History of Computting

By smm5730
  • Computer Prototypes

    Between 1937 and 1942, professor John V. Atanasoff and Clifford E. Berry worked on a prototype computer called the Atanasoff-Berry Computer which was the first to use vacuum tubes.
  • Prototypes continued

    Konrad Zuse, a German engineer, developed a computer called the Z3. It was designed to work with binary numbers and built in Germany during WWII.
  • IBM Prototype

    IBM sponsored Howard Aiken who had created a plan to create an Automatic Accounting Machine into a single unit. This unit used a decimal system which is not even used today.
  • Performing real computing

    COLLOSSUS, created by the British, was able to decode German encrypted messages using binary arithmetic system. It was able to rear 5,000 characters per second.
  • UNIVAC Specifications

    UNIVAC was smaller than ENIAC as it was 14.5 feet long, 7.5 feet high, and 9 feet wide. It could interepret 7,200 characters per second and complete 2.25 million instruction cycles per second. It had 12KB of RAM and used magnetic tape to store data
  • First Generation

    UNIVAC was considered to be the first digital computer to be used.
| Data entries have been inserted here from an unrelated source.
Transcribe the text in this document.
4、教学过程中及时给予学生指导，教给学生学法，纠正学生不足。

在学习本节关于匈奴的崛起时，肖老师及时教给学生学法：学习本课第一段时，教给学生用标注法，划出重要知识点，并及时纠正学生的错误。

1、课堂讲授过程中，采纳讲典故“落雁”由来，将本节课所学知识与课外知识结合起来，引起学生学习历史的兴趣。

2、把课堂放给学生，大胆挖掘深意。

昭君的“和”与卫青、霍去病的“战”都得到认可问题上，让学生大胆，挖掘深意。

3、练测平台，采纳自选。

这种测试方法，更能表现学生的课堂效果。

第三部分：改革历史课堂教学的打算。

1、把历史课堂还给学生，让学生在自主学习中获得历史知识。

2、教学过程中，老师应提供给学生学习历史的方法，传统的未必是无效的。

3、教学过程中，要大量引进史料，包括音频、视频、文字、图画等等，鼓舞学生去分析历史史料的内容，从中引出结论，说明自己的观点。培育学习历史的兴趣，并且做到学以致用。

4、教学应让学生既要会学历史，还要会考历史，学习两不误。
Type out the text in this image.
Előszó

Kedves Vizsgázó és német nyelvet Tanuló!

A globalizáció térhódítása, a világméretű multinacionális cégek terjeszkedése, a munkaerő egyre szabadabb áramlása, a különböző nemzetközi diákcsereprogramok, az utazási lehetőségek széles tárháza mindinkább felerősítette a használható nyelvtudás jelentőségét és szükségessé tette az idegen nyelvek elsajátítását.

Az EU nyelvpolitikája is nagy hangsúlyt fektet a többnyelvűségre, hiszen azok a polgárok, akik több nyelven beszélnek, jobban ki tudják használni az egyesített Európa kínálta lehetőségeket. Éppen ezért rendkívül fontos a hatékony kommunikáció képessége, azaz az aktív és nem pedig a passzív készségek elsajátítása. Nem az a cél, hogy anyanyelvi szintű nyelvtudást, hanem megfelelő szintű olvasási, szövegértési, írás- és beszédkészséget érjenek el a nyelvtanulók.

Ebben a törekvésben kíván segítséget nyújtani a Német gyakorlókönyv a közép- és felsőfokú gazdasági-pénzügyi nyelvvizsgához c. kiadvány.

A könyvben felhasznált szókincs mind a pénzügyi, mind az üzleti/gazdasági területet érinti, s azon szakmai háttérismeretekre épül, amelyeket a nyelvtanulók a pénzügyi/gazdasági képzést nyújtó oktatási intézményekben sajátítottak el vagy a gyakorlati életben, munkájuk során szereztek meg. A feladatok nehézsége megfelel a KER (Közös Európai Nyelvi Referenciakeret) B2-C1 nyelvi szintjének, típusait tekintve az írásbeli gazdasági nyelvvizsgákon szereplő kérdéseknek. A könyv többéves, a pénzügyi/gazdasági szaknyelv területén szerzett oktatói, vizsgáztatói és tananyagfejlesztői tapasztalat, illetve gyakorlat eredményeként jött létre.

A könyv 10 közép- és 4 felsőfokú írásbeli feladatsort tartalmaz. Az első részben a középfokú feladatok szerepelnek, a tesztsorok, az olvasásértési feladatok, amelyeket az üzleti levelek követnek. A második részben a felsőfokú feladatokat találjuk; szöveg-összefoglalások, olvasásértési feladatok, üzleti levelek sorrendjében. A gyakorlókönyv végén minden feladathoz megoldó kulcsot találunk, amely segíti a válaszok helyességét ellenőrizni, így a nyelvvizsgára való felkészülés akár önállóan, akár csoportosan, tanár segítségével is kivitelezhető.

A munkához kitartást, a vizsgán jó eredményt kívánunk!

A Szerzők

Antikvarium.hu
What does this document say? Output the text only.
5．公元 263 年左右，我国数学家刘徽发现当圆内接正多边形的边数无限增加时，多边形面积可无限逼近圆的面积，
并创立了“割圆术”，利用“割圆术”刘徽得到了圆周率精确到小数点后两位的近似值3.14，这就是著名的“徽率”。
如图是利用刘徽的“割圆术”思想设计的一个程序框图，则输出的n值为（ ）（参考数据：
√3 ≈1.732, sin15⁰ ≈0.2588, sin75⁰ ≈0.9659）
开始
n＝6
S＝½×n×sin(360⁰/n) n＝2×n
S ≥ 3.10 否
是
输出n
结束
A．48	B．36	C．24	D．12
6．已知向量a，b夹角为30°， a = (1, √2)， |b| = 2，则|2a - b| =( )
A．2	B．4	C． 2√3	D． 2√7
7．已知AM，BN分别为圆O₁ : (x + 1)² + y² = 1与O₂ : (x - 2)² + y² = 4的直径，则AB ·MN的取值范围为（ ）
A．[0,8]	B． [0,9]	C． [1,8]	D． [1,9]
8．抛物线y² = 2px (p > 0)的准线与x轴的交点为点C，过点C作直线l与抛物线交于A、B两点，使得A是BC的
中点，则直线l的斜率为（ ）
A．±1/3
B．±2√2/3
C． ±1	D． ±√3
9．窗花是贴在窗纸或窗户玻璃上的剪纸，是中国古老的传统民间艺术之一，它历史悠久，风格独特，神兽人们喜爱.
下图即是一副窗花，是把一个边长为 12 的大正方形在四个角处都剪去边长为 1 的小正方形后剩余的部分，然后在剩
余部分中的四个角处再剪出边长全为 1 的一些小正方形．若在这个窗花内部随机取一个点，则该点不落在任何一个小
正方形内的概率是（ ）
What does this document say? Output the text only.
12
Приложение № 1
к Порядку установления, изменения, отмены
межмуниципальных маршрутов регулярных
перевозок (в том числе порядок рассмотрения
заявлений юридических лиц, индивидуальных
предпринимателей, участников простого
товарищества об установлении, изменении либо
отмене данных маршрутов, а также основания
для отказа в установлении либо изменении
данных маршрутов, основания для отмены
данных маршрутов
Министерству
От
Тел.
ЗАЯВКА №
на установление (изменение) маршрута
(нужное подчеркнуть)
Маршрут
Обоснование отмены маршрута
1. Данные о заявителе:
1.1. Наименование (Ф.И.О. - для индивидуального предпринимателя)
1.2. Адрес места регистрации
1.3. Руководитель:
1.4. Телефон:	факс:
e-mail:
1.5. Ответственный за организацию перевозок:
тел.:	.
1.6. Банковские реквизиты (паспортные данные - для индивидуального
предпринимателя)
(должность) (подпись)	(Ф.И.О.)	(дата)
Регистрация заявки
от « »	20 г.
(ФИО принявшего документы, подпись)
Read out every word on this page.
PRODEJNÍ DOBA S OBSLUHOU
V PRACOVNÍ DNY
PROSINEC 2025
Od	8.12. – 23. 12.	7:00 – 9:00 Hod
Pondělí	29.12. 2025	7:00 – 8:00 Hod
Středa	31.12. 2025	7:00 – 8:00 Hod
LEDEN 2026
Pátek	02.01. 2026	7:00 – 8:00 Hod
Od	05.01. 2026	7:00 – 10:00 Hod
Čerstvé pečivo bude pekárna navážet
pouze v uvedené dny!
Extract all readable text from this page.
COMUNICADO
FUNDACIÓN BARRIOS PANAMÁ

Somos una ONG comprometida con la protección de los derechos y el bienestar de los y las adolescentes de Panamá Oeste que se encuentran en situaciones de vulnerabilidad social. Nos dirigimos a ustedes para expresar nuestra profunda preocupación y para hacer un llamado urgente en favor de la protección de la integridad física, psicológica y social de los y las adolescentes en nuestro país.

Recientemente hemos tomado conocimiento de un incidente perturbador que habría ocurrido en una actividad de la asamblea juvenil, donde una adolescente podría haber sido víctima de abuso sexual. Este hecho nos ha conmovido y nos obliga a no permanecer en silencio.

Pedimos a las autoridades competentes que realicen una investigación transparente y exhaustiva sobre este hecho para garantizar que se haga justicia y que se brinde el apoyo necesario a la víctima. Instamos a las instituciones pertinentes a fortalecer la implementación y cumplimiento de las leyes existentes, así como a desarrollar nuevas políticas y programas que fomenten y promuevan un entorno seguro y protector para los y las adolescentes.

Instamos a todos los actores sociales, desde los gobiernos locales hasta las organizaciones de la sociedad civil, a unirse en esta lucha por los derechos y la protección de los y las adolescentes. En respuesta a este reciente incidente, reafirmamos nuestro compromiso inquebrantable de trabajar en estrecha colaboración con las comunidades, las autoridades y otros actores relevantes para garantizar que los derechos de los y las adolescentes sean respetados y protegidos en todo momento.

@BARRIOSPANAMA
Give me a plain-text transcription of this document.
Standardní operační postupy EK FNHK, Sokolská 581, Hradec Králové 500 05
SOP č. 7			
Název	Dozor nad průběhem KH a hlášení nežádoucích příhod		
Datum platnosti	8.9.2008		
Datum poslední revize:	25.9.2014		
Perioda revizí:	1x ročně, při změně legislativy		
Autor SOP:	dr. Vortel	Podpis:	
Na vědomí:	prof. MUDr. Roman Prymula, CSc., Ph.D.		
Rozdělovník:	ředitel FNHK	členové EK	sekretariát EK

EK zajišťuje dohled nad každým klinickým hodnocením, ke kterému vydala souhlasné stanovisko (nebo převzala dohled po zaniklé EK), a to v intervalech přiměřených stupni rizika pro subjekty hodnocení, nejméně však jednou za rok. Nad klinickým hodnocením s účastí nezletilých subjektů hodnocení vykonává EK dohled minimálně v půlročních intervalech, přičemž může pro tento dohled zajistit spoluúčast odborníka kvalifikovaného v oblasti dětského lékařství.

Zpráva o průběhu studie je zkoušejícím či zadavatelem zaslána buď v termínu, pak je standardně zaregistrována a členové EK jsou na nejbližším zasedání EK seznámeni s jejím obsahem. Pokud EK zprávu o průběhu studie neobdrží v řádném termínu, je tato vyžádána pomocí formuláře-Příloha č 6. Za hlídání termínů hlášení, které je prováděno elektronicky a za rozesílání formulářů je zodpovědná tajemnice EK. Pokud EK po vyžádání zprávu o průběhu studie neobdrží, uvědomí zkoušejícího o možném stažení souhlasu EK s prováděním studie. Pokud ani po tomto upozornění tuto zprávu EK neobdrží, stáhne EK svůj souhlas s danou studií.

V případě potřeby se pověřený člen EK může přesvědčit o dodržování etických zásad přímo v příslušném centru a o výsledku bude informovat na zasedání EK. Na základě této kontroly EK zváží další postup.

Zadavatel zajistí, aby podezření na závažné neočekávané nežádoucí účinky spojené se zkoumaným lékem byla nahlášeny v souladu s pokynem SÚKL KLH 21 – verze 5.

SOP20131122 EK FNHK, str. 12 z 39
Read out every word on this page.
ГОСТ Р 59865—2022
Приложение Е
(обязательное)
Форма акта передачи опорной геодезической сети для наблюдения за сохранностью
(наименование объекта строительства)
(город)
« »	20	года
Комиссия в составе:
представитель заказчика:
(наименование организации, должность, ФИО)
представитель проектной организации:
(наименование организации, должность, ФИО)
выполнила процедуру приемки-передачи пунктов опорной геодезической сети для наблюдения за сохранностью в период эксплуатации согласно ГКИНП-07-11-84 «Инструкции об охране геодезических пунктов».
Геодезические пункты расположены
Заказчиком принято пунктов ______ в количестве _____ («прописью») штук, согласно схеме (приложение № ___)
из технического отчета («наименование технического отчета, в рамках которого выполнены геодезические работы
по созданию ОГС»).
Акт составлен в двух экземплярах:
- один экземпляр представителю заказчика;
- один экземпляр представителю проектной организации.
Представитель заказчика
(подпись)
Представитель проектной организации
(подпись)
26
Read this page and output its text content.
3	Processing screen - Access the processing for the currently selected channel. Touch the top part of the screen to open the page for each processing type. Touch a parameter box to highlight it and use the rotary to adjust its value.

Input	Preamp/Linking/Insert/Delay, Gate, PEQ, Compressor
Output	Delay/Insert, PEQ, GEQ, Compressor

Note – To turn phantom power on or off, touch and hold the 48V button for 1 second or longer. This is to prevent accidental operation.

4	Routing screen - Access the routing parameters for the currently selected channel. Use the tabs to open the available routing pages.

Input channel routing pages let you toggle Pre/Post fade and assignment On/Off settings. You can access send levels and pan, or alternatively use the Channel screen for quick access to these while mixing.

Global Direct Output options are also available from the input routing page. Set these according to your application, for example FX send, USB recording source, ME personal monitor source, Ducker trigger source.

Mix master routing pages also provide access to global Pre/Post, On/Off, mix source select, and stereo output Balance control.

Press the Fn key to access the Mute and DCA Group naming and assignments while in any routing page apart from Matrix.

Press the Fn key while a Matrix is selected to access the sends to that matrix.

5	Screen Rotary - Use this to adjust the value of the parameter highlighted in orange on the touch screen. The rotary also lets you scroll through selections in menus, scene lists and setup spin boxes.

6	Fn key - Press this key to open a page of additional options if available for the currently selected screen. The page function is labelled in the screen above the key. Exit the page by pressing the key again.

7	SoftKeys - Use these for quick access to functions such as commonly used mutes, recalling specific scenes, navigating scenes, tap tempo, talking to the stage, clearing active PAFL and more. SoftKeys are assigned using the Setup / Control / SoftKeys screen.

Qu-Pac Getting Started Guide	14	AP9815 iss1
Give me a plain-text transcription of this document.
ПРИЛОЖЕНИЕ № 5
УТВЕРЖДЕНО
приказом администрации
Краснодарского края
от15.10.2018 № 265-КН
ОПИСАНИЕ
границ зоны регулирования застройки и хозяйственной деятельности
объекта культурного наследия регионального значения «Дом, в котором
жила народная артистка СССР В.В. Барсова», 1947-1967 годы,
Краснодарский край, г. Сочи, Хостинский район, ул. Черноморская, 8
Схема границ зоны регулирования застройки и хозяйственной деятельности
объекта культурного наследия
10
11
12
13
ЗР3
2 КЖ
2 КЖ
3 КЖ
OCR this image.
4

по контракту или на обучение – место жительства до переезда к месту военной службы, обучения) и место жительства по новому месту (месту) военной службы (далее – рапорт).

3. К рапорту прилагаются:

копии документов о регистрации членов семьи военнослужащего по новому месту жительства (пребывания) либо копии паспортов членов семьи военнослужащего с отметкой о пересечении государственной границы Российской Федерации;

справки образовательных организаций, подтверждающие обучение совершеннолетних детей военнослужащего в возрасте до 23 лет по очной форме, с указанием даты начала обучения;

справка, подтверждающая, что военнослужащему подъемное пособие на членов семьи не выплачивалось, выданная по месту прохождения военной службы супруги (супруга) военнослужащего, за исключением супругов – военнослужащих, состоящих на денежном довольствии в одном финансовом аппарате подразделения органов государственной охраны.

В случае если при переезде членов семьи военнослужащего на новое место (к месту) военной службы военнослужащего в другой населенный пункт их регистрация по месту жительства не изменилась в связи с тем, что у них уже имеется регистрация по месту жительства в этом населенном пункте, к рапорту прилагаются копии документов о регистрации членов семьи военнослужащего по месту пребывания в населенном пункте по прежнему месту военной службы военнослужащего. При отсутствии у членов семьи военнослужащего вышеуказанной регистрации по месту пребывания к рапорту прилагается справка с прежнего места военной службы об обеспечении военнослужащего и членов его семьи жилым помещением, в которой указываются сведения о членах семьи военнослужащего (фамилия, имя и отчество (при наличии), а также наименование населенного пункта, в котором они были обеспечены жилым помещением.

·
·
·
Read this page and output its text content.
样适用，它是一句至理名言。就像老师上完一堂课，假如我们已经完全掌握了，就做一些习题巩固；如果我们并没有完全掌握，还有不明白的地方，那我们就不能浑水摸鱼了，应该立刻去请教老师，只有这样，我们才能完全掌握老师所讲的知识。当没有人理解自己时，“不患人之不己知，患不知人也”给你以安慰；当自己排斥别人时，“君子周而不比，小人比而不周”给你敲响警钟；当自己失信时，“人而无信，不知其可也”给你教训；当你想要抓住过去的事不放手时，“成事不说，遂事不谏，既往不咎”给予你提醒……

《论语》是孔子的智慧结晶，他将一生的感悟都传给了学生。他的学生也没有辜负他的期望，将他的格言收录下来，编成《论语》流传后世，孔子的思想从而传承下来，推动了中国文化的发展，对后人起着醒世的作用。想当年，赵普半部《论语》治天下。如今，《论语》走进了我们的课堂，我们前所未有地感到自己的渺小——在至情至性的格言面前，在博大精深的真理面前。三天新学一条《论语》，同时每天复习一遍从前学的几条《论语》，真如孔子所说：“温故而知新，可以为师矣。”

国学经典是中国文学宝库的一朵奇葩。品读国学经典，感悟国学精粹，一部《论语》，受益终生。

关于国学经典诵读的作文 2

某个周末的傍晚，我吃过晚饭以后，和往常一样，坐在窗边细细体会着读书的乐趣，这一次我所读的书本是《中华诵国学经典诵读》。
It was constructed by Eckert-Mauchly Computer Corporation.
  • Progress for 1st Generation

    As technology moved forward, computers became smaller by using relay switches and vacuum tubes were replaced with smaller ones that required less power.
  • Characteristics

    First generation computers used vacuum tubes to store data. Vacuum tubes controlled the flor of electrons in a vacuum. Each tube was assigned a value, 0 or 1, which made computations faster.
  • Second Generation

    Second generation computers received transistors instad of vacuum tubes. A transistor regulates voltage flow and acts as a switch for an electronic circuit. They are much smaller and cheaper tan vacuum tubes and consumed less energy.
  • Transistorized Computers

    IBM, Burroughs, Control Data, Honeywell, and Sperry Rand manufacturered computers with transistors.
  • Operating System

    Unlike first generation computers, second generation used a operating system that was designed by IBM that would provide standard routines for input and output, memory management, and activities.
  • Operation system continued

    The operating systems that IBM developed were unique to the partcular model computer they were designed for. It contained special commands.
  • Third Generation of Computers

    Jack Kilby at Texas Instruments and Robert Noyce at Fairchild Semiconductor developed circuits. This allowed for the process of thousands of vacuum tubes to be placed on a chip.
  • Computers with Circuits

    RCA Spectra 70 and IBM 360 were te first computers to contain crcuits. The Digital Equipement Corp introduced the DEC PDP-8 which was the first successful minicomputer.
  • Compaq

    DEC, who took over the computer industry for some time, was purchased by Compaq. Later on, Compaq was purchased by Hewlett-Packard.
  • Minicomputers

    IBM's AS/400 computer was one of the last computers to be classified as a minicomputer. Today, minicomputers have fallen into a state of disuse.
  • Fourth Generation

    Fourth Generaton contains personal computers. Users now are able to have computerst that they do not need to share, or they are easily obtained.
  • Apple

    Apple, also known as Macintosh, was one of the first personal computers to come about. They were sold in kits that contained all the necesary parts to construct a person computer.
  • Personal computer success

    Personal computers could be upgraded to the users needs. Slots were left empty in the mother baord of computers thus users were able to ad on more RAM or different video cards.